Schematic physical maps of viral GOS clones, reads and long PCRs containing PSI gene cassettes. PSI genes are colored according to their % G+C content. Gray arrows represent viral ORFs. The ORF next to gp13 on clone 9984 is similar to hypothetical protein 133 from Prochlorococcus phage P-SSM4. Color code indexes indicate % G+C, the calculations were performed for each gene separately. DNA sequences could be found in Supplementary File S2.

We searched for the psaD->C->A gene rearrangements in different publicly available sets in the CAMERA server ((Sun et al., 2011) Database updated: 12 July 2011). Using blastN search and CAMERA default parameters (e-value 1e+1) against in the Sanger sequence-based data sets, a single read (JCVI_READ_1103242526277; raw sequences in Supplementary File S2) from the Indian open ocean GOS station GS112 was detected with a similar psaD->C->A arrangement. The PsaA protein from this read was identical to the PsaA protein from clone 9984 and the genes shares similar %G+C content. The other end of the same clone (JCVI_READ_1103242427903) contained a PSI psaB gene and a viral major capsid gene gp23 (similar to a gp23 from myocyanophage S-SSM7). Interestingly, this psaB gene content was 46% and is clearly distinct from other viral psaB genes described so far (Figure 2) and cluster on a long branch within the Synechococcus PsaB protein cluster (Figure 3).

Figure 3
figure 3

The relationship between Synechococcus (cyan), Prochlorococcus (green) and viral (red) PsaB proteins. Following alignment computation (using MUSCLE), PhyML was used for the calculation of the phylogenetic tree. PsaB protein sequences could be found in Supplementary File S3.

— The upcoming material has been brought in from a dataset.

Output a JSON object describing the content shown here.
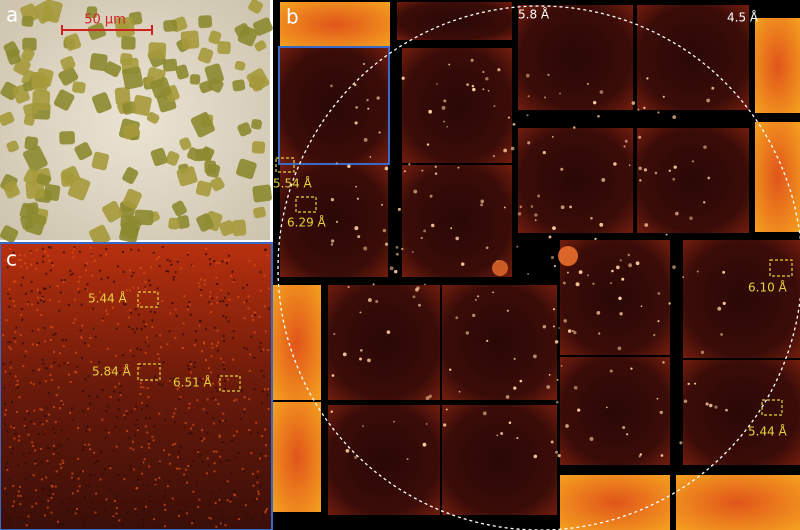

When the search was extended to 454 pyrosequence-based sets, a single similar 500 nt long read (CAM_READ_0231734843) from the Indian Ocean GOS station GS108 (Coccos Keeling, Inside Lagoon) was detected with a partial psaC->A arrangement. The new PsaA protein from station GS108 falls next to clone 9984 PsaA protein in the phylogentic tree (Figure 1a) on a long branch and the genes shares similar %G+C content. PCR reactions using primers to target the psaC->A arrangement performed on viral concentrates from the Pacific Line Islands (Caroline atoll (Millennium Island)) also confirmed the presence of a psaC->A arrangement with similar %G+C content (GenBank accession numbers JQ653152JQ653153). The PsaA deduced proteins from the PCR products were similar to clone 9984 PsaA protein.

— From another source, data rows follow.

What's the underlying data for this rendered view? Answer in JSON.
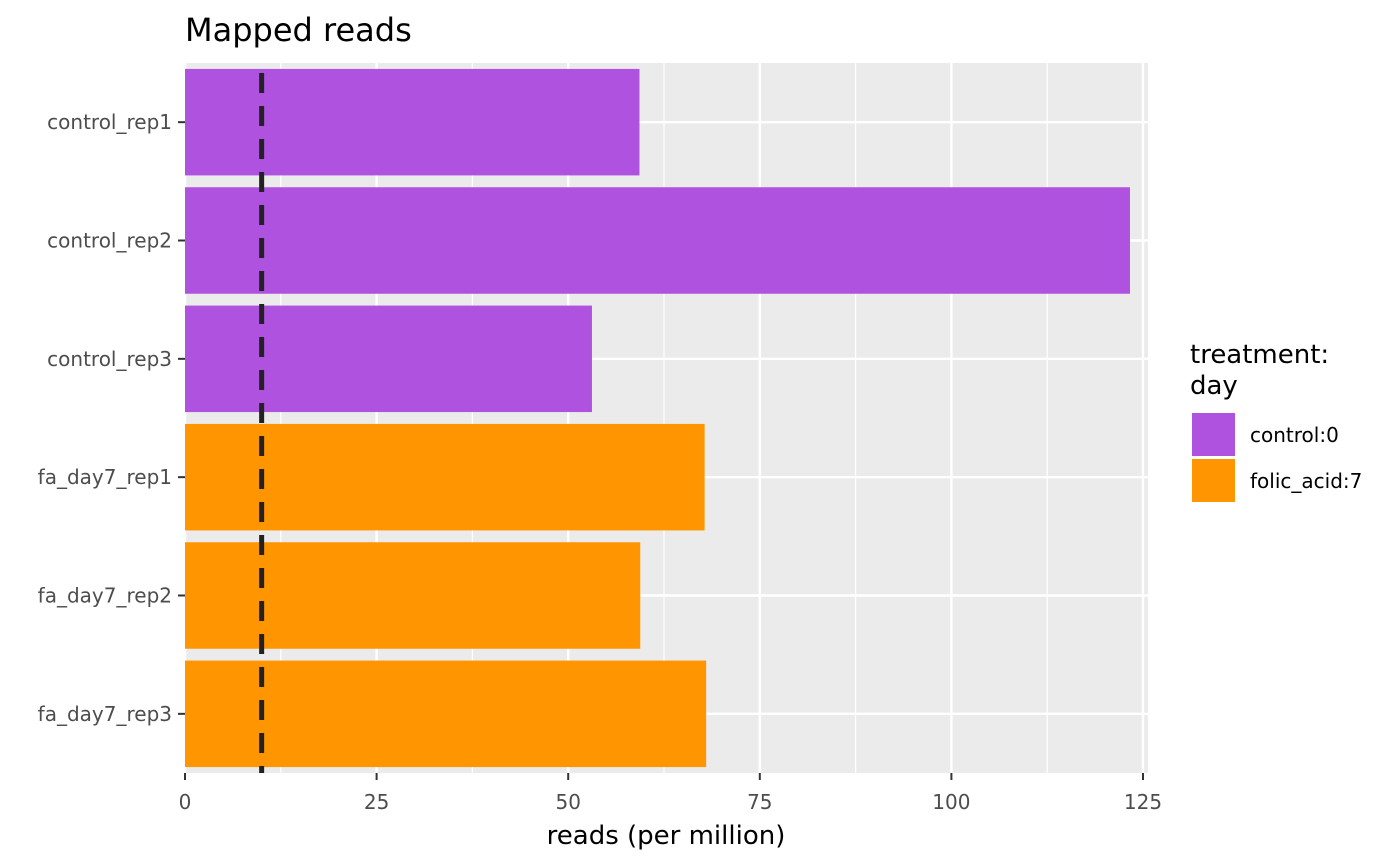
{
  "chart_data": {
    "type": "bar",
    "orientation": "horizontal",
    "title": "Mapped reads",
    "xlabel": "reads (per million)",
    "ylabel": "",
    "xlim": [
      0,
      126.5
    ],
    "x_ticks": [
      0,
      25,
      50,
      75,
      100,
      125
    ],
    "x_tick_labels": [
      "0",
      "25",
      "50",
      "75",
      "100",
      "125"
    ],
    "grid": true,
    "panel_background": "#ebebeb",
    "categories": [
      "control_rep1",
      "control_rep2",
      "control_rep3",
      "fa_day7_rep1",
      "fa_day7_rep2",
      "fa_day7_rep3"
    ],
    "values": [
      59.3,
      123.3,
      53.1,
      67.8,
      59.4,
      68.0
    ],
    "groups": [
      "control:0",
      "control:0",
      "control:0",
      "folic_acid:7",
      "folic_acid:7",
      "folic_acid:7"
    ],
    "reference_line": {
      "x": 10,
      "style": "dashed",
      "color": "#222222"
    },
    "legend": {
      "title_lines": [
        "treatment:",
        "day"
      ],
      "position": "right",
      "entries": [
        {
          "label": "control:0",
          "color": "#af52e0"
        },
        {
          "label": "folic_acid:7",
          "color": "#ff9500"
        }
      ]
    }
  }
}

The new viral PSI gene arrangement reported here, psaD->C->A->B, is minimal compared with the other known viral arrangement, psaJF->C->A->B->K->E->D, however, PSI containing only PsaA, B, C and D proteins are believed to be an important step in the evolution of PSI (Nelson, 2011). It is therefore intriguing that this minimal psaD->C->A->B arrangement is the one observed on phages and would suggest that this minimal set is functional.

We have not ruled out the possibility that clone 9984 and related reads originate from yet uncultured cyanobacteria, however, based on the existence of two viral proteins on clone 9984 and one on read JCVI_READ_1103242427903, the amplification from viral concentrate, and the unique gene arrangement, we suggest that the observed PSI GOS sequences, although rare, are authentic and represents new viral PSI gene organizations, which needs to be further explored.